More texts from Noah populated her screen and Josie read through them as quickly as they came. “The car he used to drive to Harper’s Peak is registered to a man named Greg Downey, Denton resident. Sent someone to his home. Should have word any minute.”
In the meantime, the ERT would impound Downey’s vehicle to see if DNA, fingerprints, or any other evidence could be collected that might help their investigation. More waiting.
“Excuse me. Detectives?”
Dr. Nashat, the emergency department’s attending physician, stood behind them smiling politely.
Josie said, “How is he?”
“He’s stable.” Dr.

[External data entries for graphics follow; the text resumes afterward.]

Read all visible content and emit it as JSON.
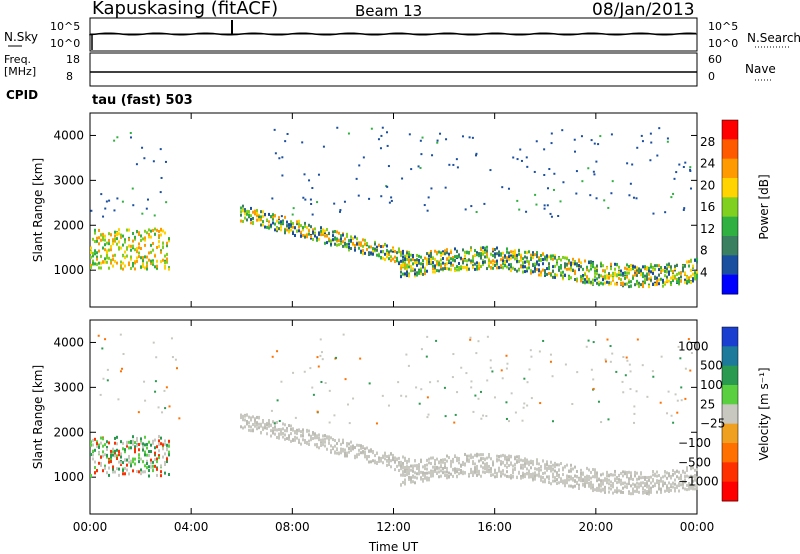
{
  "header": {
    "station": "Kapuskasing (fitACF)",
    "beam": "Beam 13",
    "date": "08/Jan/2013"
  },
  "top_panels": {
    "nsky_label": "N.Sky",
    "nsearch_label": "N.Search",
    "noise_left_ticks": [
      "10^5",
      "10^0"
    ],
    "noise_right_ticks": [
      "10^5",
      "10^0"
    ],
    "freq_label": "Freq.",
    "freq_unit": "[MHz]",
    "freq_ticks": [
      "18",
      "8"
    ],
    "nave_label": "Nave",
    "nave_ticks": [
      "60",
      "0"
    ],
    "cpid_label": "CPID",
    "cpid_value": "tau (fast) 503"
  },
  "chart_data": [
    {
      "type": "heatmap",
      "name": "power",
      "ylabel": "Slant Range [km]",
      "colorbar_label": "Power [dB]",
      "colorbar_ticks": [
        "28",
        "24",
        "20",
        "16",
        "12",
        "8",
        "4"
      ],
      "colorbar_colors": [
        "#ff0000",
        "#ff5a00",
        "#ff9a00",
        "#ffd400",
        "#80d020",
        "#2fb040",
        "#3a8060",
        "#1a4fa0",
        "#0000ff"
      ],
      "y_ticks": [
        "4000",
        "3000",
        "2000",
        "1000"
      ],
      "ylim": [
        180,
        4500
      ],
      "x_ticks": [
        "00:00",
        "04:00",
        "08:00",
        "12:00",
        "16:00",
        "20:00",
        "00:00"
      ]
    },
    {
      "type": "heatmap",
      "name": "velocity",
      "ylabel": "Slant Range [km]",
      "colorbar_label": "Velocity [m s⁻¹]",
      "colorbar_ticks": [
        "1000",
        "500",
        "100",
        "25",
        "−25",
        "−100",
        "−500",
        "−1000"
      ],
      "colorbar_colors": [
        "#1a3fd0",
        "#1e7a9a",
        "#2a9a50",
        "#5ad040",
        "#c8c8c0",
        "#f0a020",
        "#ff7000",
        "#ff3000",
        "#ff0000"
      ],
      "y_ticks": [
        "4000",
        "3000",
        "2000",
        "1000"
      ],
      "ylim": [
        180,
        4500
      ],
      "x_ticks": [
        "00:00",
        "04:00",
        "08:00",
        "12:00",
        "16:00",
        "20:00",
        "00:00"
      ],
      "xlabel": "Time UT"
    }
  ]
}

Nashat folded his hands at his waist. “He has some broken ribs and a fracture to his pelvis, but no internal injuries. The wounds on his forearms are superficial. The one to his hand is quite serious. I’m not sure if he’ll regain full function or not. They’ve already taken him up for surgery.”
A barbed spike of sadness lodged itself in Josie’s heart. Seventeen, and facing the possibility that he could lose some function in one of his hands.
Josie’s phone chirped again. She took it out, quickly reading the latest text from Noah.
Brennan made contact with Greg Downey. Forty years old. Tax attorney. Resides with his mother. Says his car was in the shop. Owner of the shop confirms it was stolen from their lot during the night.
Something in the back of her mind crept forward, a connection asking to be made.
Gretchen said, “How long will he be in surgery?”
Josie fired off a response to Noah. Which shop?
“It’s very difficult to say. If you check back in an hour from now, I’ll know more,” Dr. Nashat offered.
Gretchen thanked him for his time just as Noah’s response came back. Schock’s Auto Repair. Same one Sheila Hampton used.
As the doctor walked away, Josie tapped in a reply. We’re headed there now.